Project-4-Projet-Israël—Palestine-Project-Israel—Palestine

Pascale Fournier présentant les travaux issus du présent projet lors d’une conférence au Oñati International Institute for the Sociology of Law.


Le système de droit de la famille israélien, qui descend du système millet en vigueur sous l’empire ottoman, confère juridiction exclusive aux autorités religieuses, notamment islamiques et rabbiniques, sur les procédures de mariage et de divorce. De plus, ces procédures sont régies presque exclusivement par le droit religieux. Il n’y a donc pas, en Israël, de mariage civil. Cela a mené plusieurs observateurs et observatrices à soutenir que puisque les juifs et musulmans d’Occident ont la possibilité d’ignorer la sphère religieuse « privée » pour se marier uniquement dans la sphère civile, ces individus jouissent nécessairement d’une meilleure condition sociale que leurs coreligionnaires d’Israël et du Moyen-Orient. Cela en a aussi mené plusieurs à plaider en faveur de l’introduction du mariage civil en Israël et au Moyen-Orient dans le but d’assurer l’égalité des femmes. Enfin, l’adoption en Israël de plusieurs régimes civils régissant des matières accessoires au divorce, notamment patrimoniales, a été interprétée par les tenant.e.s de la laïcisation du droit de la famille comme un signe de progrès social incontestable et absolu. Le présent projet vise à mettre ce point de vue à l’épreuve en analysant sur le terrain la condition des femmes juives et musulmanes d’Israël ainsi que le fonctionnement du droit de la famille israélien.

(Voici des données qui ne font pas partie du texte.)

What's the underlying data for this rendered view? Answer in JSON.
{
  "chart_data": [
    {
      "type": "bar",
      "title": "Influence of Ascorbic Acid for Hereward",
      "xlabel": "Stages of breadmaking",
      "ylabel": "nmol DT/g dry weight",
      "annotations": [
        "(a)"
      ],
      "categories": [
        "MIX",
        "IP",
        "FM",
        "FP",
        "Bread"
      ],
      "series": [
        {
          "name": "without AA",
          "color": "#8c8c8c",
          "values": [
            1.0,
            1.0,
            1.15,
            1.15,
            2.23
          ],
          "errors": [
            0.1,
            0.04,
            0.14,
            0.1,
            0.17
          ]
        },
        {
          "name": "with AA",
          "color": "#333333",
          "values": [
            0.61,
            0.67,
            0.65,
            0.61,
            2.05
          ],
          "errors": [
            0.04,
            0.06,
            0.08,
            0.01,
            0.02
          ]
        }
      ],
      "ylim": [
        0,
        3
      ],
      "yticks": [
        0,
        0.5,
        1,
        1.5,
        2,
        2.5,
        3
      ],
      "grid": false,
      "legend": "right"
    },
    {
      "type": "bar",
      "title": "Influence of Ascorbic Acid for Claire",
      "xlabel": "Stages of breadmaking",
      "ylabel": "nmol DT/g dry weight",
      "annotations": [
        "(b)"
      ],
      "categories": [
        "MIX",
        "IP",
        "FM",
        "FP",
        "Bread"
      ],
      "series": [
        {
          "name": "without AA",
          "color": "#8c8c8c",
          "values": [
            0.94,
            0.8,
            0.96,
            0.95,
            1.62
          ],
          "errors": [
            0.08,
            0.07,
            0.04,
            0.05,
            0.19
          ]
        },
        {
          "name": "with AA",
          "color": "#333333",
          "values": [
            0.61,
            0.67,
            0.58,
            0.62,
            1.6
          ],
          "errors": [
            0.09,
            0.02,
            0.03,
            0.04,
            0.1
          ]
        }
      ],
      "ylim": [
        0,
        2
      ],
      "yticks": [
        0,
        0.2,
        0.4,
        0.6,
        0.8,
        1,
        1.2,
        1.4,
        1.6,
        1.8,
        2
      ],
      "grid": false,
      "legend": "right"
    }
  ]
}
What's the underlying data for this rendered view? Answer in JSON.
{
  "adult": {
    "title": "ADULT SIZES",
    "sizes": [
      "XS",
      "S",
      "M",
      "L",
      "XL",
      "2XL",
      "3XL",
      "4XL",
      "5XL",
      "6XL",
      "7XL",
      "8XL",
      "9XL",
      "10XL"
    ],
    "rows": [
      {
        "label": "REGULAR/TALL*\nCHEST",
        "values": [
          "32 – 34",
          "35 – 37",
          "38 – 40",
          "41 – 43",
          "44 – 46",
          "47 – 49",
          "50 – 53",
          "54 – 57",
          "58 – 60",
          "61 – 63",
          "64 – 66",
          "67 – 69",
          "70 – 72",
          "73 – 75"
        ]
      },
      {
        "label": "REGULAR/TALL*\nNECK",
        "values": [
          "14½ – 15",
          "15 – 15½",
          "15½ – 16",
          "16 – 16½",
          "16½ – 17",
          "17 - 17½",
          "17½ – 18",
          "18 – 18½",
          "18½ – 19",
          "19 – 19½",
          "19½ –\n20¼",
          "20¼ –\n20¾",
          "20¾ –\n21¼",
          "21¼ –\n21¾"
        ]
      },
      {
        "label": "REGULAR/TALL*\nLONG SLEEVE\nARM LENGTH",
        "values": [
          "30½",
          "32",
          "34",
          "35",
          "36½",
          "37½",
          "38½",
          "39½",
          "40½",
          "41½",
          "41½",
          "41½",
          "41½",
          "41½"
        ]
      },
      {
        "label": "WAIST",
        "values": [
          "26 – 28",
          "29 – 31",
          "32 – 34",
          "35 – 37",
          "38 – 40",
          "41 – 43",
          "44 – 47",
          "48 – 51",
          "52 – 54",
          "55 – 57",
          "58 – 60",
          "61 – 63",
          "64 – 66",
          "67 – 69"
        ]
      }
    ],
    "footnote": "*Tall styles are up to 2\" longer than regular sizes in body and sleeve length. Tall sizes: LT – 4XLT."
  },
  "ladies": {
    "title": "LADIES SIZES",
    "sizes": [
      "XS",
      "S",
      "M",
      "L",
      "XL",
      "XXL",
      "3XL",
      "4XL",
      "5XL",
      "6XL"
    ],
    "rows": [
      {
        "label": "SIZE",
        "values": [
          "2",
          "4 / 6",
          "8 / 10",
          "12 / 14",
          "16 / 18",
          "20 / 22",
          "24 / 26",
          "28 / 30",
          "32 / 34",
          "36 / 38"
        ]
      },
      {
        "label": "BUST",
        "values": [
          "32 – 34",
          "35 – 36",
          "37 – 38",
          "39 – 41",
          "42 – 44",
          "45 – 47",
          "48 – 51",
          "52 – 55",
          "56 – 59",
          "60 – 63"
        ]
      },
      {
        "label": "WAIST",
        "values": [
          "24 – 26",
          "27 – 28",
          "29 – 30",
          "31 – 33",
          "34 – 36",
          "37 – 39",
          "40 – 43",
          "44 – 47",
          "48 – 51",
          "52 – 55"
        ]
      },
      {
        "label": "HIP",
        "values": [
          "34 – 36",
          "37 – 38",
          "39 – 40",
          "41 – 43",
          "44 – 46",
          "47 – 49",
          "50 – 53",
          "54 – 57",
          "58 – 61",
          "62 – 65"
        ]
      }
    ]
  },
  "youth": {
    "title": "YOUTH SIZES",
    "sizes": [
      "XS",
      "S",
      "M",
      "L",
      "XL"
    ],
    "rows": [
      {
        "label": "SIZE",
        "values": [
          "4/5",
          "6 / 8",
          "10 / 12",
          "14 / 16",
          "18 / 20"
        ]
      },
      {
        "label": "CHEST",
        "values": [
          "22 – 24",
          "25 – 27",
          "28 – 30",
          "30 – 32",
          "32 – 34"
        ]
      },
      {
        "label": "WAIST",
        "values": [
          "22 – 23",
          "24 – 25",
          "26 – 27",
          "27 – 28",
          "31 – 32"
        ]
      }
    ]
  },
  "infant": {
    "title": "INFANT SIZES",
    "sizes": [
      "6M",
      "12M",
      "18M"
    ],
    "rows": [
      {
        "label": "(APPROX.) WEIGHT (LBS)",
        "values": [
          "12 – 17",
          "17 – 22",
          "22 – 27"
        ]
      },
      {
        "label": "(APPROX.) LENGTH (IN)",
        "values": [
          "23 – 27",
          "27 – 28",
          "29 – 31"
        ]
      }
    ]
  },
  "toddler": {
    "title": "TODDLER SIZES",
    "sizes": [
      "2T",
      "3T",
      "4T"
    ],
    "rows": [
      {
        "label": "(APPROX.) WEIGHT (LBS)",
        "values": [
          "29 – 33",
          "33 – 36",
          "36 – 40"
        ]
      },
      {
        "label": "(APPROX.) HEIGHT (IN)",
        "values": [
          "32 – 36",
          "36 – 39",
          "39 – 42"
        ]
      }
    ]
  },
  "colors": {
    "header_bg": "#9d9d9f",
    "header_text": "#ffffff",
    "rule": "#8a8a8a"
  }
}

Par un travail de terrain et des entrevues avec six femmes juives (2011) et six femmes musulmanes (2012) israéliennes, ce projet s’attarde aux conséquences concrètes du droit religieux et du droit civil sur les femmes. Les participantes ont été recrutées indirectement, à travers la communauté universitaire et diverses organisations de la société civile israélienne. Dans le cas des femmes juives, le travail de terrain de la professeure Fournier révèle que le droit religieux israélien n’est pas toujours une source d’oppression devant être mise de côté par le droit civil. En effet, la professeure Fournier recense plusieurs cas où des solutions favorables aux femmes ont pu être obtenues par la voie religieuse. On en trouve un exemple avec la Loi sur les Sanctions, un mécanisme religieux qui permet aux tribunaux rabbiniques de faire pression sur les maris qui se prévalent de leur prérogative religieuse de refuser le divorce (souvent pour soutirer des concessions financières à leurs femmes). Cette loi permet aux tribunaux religieux d’imposer aux maris refusant le Ghet  diverses sanctions: confiscation du passeport, retrait du permis de conduire et même l’emprisonnement. Pour plusieurs femmes israéliennes, c’est cette loi religieuse, et non les lois civiles relatives aux matières accessoires au divorce, qui est porteuse d’émancipation. Quant aux femmes musulmanes d’Israël, le travail de terrain de la professeure Fournier révèle que toute tentative de protéger les femmes membres de minorités religieuses de lois inégalitaires doivent s’accompagner de mesures visant à diminuer l’aliénation des citoyen.ne.s minoritaires de la société majoritaire. De plus, ce travail de terrain démontre que sous le couvert d’une protection de l’identité, les interprétations conservatrices du droit religieux peuvent être renforcées et les femmes désavantagées dans le conflit entre une minorité aux réflexes identitaires et une majorité porteuse d’exclusion. Ce travail de terrain permet de conclure que les politiques en matière d’égalité des sexes doivent mettre de côté les solutions toutes faites et porter une attention constante au contexte socio-juridique et aux dynamiques politiques plus larges, qui pèsent sur tous les conflits familiaux, des plus grandioses aux plus privés et quotidiens.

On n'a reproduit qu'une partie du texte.